‘Basta con il binomio turismo – sfruttamento’, la Cgil manda in giro il camper dei diritti

Il camper dei diritti della Filcams Cgil sarà il 19 luglio, dalle 10 alle 13, sul lungomare di San Cataldo, per parlare ai bagnanti ed agli operatori.

“Anche quest’anno stiamo riscontrando nelle aziende turistiche situazioni ai limiti della legge. Non riusciamo ancora, come sistema territoriale, a scrollarci di dosso l’etichetta di terra di sfruttamento. Bisogna raddrizzare il modello di sviluppo del turismo salentino, oggi disordinato e sempre più orientato a trasformare un intero territorio in un divertimentificio. Occorre coniugare lo sviluppo del territorio, con il rispetto dei lavoratori e il sostegno alle imprese sane. Altrimenti quando la giostra si spegnerà, avremo sprecato l’occasione di scrollarci di dosso quell’odiosa etichetta”.

Parole dure quelle del segretario generale della Filcams Cgil Lecce, Mirko Moscaggiuri che sarà impegnato il 19 luglio, dalle 10 alle 13, sul lungomare di San Cataldo, con il camper dei diritti per parlare ai bagnanti ed agli operatori di diritti dei lavoratori del turismo.

La campagna ha un nome che è tutto un programma: “Mettiamo il turismo sottosopra. Dalla parte giusta del turismo”.

L’obiettivo è quello di sfatare ciò che per la Filcams Cgil è un autentico luogo comune.

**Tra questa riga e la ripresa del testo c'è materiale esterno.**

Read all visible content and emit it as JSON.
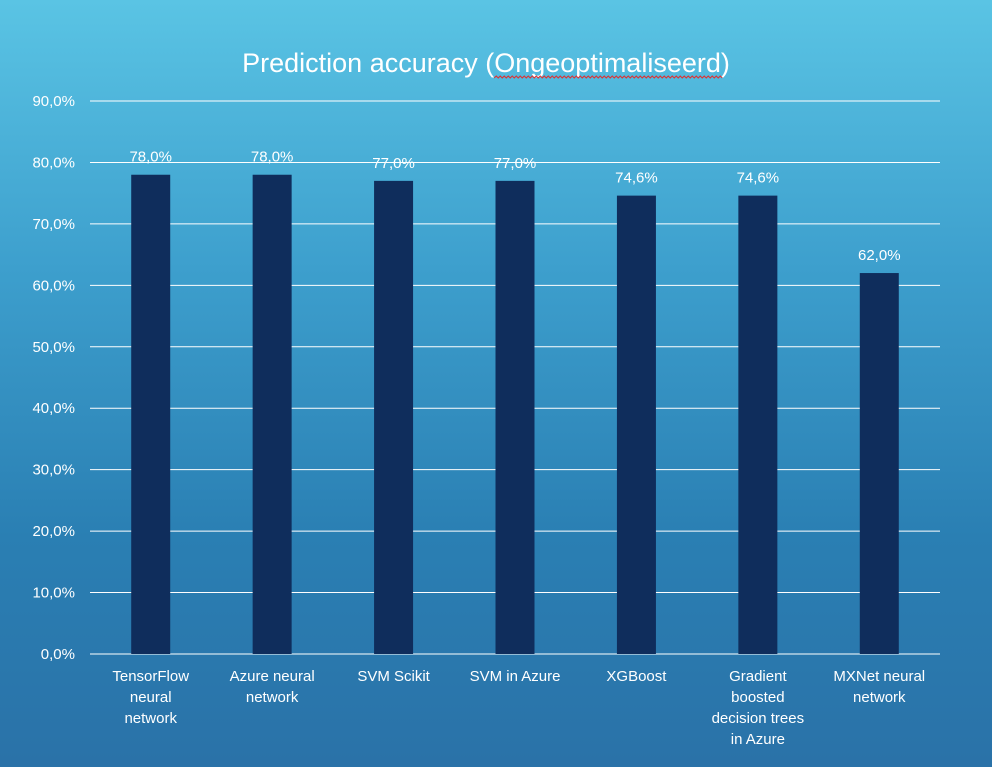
{
  "chart_data": {
    "type": "bar",
    "title": "Prediction accuracy (Ongeoptimaliseerd)",
    "title_parts": {
      "prefix": "Prediction accuracy (",
      "underlined": "Ongeoptimaliseerd",
      "suffix": ")"
    },
    "xlabel": "",
    "ylabel": "",
    "categories": [
      "TensorFlow neural network",
      "Azure neural network",
      "SVM Scikit",
      "SVM in Azure",
      "XGBoost",
      "Gradient boosted decision trees in Azure",
      "MXNet neural network"
    ],
    "category_lines": [
      [
        "TensorFlow",
        "neural",
        "network"
      ],
      [
        "Azure neural",
        "network"
      ],
      [
        "SVM Scikit"
      ],
      [
        "SVM in Azure"
      ],
      [
        "XGBoost"
      ],
      [
        "Gradient",
        "boosted",
        "decision trees",
        "in Azure"
      ],
      [
        "MXNet neural",
        "network"
      ]
    ],
    "values": [
      78.0,
      78.0,
      77.0,
      77.0,
      74.6,
      74.6,
      62.0
    ],
    "data_labels": [
      "78,0%",
      "78,0%",
      "77,0%",
      "77,0%",
      "74,6%",
      "74,6%",
      "62,0%"
    ],
    "ylim": [
      0,
      90
    ],
    "yticks": [
      0,
      10,
      20,
      30,
      40,
      50,
      60,
      70,
      80,
      90
    ],
    "ytick_labels": [
      "0,0%",
      "10,0%",
      "20,0%",
      "30,0%",
      "40,0%",
      "50,0%",
      "60,0%",
      "70,0%",
      "80,0%",
      "90,0%"
    ],
    "grid": true,
    "legend": "none",
    "bar_color": "#0f2d5c",
    "title_underline_color": "#e03030"
  }
}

Ovvero: non c’entra nulla il reddito di cittadinanza con la difficoltà a reperire manodopera stagionale nel comparto turistico, bensi le condizioni di autentico sfruttamento a cui sarebbero consegnati i lavoratori. In tutta Italia come nel Salento.

Il camper dei diritti ha l’intento di creare momenti di incontro, scambio e informazione, per gli operatori e le operatrici del settore turistico, sui temi dei diritti, delle tutele, della sicurezza e delle garanzie reddituali.

“Nell’ultimo quinquennio – scrivono dalla Cgil – sono aumentate le vertenze individuali che trattiamo per demansionamento, mancato rispetto dell’orario, straordinari non pagati, falsi part-time, riposi annullati, fino a casi di lavoro totalmente irregolare. E questa è una condizione comune a molti territori. Lo Stato deve intervenire, non solo con i controlli nelle attività alberghiere, extralberghiere e di ristorazione, ma anche con la legge laddove è possibile. Per esempio legando le concessioni demaniali al rispetto dei contratti di lavoro. Il rispetto del contratto collettivo permetterebbe infatti di distribuire meglio la ricchezza prodotta dal turismo, che in questi anni si è concentrata nelle mani di pochi, lasciando gli spiccioli a migliaia di stagionali”.